Closed za158 closed 1 year ago
@za158 Rebecca and I just chatted. We can pull NAICS code off Refinitiv, but we'd have to do that one company at a time, and the question is is that propriety data. So the best option is probably just pulling GICS code from the Wikipedia page. For the ones that are not longer on the list this year, we can search for them separately.
For Fortune 500, you'd need to subscribe to their site. It was a dollar when I did it. Once you see the full list and their methodology, you can decide whether you want someone to click on each company and extract their industry.
Wow, there's really no other way? Don't we have Refinitiv API access? (I may be woefully out of date)

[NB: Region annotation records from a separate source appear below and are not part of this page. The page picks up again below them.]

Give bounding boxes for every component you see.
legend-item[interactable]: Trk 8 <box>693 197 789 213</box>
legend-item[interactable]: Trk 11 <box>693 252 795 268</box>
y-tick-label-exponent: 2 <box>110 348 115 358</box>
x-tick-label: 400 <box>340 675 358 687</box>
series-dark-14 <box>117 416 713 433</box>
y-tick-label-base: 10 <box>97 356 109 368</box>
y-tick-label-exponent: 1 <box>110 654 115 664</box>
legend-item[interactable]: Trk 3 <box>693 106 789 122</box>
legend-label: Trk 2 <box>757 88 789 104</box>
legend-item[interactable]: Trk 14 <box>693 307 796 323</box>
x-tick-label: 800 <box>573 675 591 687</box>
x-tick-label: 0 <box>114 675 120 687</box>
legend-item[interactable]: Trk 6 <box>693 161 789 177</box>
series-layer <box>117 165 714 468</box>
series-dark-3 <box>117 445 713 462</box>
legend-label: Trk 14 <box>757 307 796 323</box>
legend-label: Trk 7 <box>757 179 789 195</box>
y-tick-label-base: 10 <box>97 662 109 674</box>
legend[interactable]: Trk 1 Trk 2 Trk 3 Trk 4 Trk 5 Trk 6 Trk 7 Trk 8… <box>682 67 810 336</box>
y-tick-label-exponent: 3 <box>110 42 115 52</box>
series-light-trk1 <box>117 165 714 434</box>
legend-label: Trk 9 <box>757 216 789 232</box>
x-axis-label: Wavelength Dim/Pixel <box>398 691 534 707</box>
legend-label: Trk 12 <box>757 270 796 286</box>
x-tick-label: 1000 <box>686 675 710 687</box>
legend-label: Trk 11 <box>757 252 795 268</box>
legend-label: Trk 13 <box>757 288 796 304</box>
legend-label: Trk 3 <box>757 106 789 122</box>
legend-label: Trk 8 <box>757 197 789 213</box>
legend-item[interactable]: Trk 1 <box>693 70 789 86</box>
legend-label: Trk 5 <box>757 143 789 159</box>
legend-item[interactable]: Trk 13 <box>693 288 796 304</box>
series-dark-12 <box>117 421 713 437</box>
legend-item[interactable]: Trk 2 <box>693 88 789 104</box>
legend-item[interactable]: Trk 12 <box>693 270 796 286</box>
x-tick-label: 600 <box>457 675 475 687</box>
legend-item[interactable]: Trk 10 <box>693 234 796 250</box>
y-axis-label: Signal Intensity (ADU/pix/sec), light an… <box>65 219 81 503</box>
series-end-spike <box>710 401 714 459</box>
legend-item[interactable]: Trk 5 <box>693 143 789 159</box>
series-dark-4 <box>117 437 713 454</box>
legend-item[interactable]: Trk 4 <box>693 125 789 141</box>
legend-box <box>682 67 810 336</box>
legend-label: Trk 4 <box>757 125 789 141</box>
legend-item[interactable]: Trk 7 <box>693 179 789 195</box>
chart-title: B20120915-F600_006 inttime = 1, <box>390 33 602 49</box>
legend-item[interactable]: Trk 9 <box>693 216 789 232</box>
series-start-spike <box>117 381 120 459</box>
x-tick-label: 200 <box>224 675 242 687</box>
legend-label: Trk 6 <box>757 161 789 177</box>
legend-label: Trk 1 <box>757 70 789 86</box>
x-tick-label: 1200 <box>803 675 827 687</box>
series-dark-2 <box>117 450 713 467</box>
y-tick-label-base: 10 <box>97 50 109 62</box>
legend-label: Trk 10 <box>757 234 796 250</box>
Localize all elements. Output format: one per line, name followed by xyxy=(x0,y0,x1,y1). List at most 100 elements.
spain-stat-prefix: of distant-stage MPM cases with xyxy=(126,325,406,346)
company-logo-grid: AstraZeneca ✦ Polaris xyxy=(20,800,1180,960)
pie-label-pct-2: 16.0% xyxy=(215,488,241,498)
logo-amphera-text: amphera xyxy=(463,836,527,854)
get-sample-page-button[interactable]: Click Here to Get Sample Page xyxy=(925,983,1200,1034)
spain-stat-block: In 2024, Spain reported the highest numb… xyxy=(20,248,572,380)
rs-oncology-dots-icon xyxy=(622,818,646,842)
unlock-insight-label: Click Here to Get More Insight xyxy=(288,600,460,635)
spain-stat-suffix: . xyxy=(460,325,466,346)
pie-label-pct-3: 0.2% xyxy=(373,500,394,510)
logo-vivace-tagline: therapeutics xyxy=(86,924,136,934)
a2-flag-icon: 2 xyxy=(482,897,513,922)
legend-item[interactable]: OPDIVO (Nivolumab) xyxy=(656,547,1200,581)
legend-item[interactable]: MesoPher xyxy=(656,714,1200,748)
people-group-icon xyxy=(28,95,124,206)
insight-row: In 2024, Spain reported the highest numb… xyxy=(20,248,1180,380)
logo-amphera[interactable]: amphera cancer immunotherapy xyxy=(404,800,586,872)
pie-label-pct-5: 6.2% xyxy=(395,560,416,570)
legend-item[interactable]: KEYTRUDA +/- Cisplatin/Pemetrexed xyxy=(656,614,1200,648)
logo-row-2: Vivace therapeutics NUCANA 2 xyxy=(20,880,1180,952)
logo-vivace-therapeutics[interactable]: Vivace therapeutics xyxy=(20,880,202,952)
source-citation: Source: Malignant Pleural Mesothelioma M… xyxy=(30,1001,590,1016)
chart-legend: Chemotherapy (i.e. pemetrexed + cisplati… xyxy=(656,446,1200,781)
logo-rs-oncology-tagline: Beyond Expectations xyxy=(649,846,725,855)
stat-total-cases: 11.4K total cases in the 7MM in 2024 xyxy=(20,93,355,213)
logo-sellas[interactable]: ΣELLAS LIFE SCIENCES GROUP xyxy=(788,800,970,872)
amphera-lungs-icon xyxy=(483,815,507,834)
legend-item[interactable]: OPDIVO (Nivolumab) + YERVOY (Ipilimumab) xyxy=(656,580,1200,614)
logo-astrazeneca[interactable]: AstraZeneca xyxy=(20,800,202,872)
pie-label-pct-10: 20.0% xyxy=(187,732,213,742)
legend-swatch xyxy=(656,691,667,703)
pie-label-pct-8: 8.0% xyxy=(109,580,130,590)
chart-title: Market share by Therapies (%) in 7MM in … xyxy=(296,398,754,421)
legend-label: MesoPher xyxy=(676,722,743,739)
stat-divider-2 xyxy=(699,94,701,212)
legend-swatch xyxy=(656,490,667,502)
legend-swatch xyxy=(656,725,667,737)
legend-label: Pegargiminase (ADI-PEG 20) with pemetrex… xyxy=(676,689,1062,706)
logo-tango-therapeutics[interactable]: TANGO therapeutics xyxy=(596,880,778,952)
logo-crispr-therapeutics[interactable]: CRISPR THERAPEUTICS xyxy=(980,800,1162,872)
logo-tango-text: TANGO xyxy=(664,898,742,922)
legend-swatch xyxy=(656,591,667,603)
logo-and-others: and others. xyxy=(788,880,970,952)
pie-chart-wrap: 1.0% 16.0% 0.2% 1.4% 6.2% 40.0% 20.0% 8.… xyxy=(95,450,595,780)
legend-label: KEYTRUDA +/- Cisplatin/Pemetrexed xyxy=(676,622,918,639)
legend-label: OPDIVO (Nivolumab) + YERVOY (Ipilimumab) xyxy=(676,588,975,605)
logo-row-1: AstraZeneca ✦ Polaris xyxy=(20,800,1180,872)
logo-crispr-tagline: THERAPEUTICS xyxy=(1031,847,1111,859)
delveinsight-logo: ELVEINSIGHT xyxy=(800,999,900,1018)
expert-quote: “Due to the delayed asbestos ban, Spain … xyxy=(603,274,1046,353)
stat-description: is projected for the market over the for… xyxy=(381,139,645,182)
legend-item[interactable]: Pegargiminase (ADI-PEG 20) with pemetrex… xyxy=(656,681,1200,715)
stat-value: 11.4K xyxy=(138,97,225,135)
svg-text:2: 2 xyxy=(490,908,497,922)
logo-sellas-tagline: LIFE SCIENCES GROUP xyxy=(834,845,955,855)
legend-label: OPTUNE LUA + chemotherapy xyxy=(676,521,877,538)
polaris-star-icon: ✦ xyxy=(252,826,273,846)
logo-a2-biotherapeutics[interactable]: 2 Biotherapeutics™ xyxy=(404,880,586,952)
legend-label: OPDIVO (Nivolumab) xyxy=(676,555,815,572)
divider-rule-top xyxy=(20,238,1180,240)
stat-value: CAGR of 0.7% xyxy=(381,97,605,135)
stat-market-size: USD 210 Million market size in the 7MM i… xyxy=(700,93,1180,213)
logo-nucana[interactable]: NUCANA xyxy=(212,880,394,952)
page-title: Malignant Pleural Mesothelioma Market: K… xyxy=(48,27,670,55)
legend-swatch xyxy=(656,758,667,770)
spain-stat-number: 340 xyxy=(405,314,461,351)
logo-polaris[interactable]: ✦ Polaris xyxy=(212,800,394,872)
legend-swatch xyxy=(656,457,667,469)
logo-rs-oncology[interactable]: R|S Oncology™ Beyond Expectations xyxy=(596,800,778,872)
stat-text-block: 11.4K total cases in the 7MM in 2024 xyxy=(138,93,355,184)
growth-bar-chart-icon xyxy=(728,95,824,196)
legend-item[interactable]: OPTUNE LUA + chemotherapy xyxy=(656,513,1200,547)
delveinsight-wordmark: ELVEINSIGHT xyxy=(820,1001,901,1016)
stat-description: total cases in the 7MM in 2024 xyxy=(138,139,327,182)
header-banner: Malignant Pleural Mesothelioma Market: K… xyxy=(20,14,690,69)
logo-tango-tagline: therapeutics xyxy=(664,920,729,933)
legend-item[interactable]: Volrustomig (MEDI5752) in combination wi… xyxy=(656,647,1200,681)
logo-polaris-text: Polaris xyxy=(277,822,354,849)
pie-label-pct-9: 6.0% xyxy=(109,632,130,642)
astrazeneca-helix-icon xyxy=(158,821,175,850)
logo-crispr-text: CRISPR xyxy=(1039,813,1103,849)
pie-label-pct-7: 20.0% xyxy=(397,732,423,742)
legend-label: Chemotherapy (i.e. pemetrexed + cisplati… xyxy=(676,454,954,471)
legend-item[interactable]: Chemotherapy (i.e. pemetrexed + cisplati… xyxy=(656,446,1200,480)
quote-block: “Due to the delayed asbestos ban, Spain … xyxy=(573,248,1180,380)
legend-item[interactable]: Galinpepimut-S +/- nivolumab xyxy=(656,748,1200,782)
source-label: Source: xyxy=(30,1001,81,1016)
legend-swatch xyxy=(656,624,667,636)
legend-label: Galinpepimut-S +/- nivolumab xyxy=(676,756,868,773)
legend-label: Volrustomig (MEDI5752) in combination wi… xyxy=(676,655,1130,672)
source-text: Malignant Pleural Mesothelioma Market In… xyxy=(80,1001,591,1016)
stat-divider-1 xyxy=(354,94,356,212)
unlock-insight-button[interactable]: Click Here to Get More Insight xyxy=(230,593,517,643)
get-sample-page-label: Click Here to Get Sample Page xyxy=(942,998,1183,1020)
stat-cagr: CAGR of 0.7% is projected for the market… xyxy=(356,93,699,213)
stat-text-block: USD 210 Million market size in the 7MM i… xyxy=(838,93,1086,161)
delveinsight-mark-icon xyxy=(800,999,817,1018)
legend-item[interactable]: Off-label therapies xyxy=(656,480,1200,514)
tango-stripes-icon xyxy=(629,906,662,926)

At a minimum, the Open PermID API has economic sector info and is CC-licensed. Maybe we should just use that. I'd rather avoid trying to smush S&P 500 GICS together with whatever Fortune did.
Duplicate of #120
General requirement - as many PARAT v2 companies as is feasible, including at a minimum all S&P 500/Global 500 companies, should have at least one associated high-level economic sector, such as healthcare, IT, manufacturing, etc. If possible we should avoid making judgments ourselves, rather just pull data from someone who has already done the sorting.
As for exactly how to do this, I think I would defer to @rggelles and @ngorluong, especially since I no longer have refinitiv access. The most obvious thing to try would be to pull what Refinitiv has for these companies via PermID - I assume at a minimum they will have NAICS/SIC for all publicly traded companies.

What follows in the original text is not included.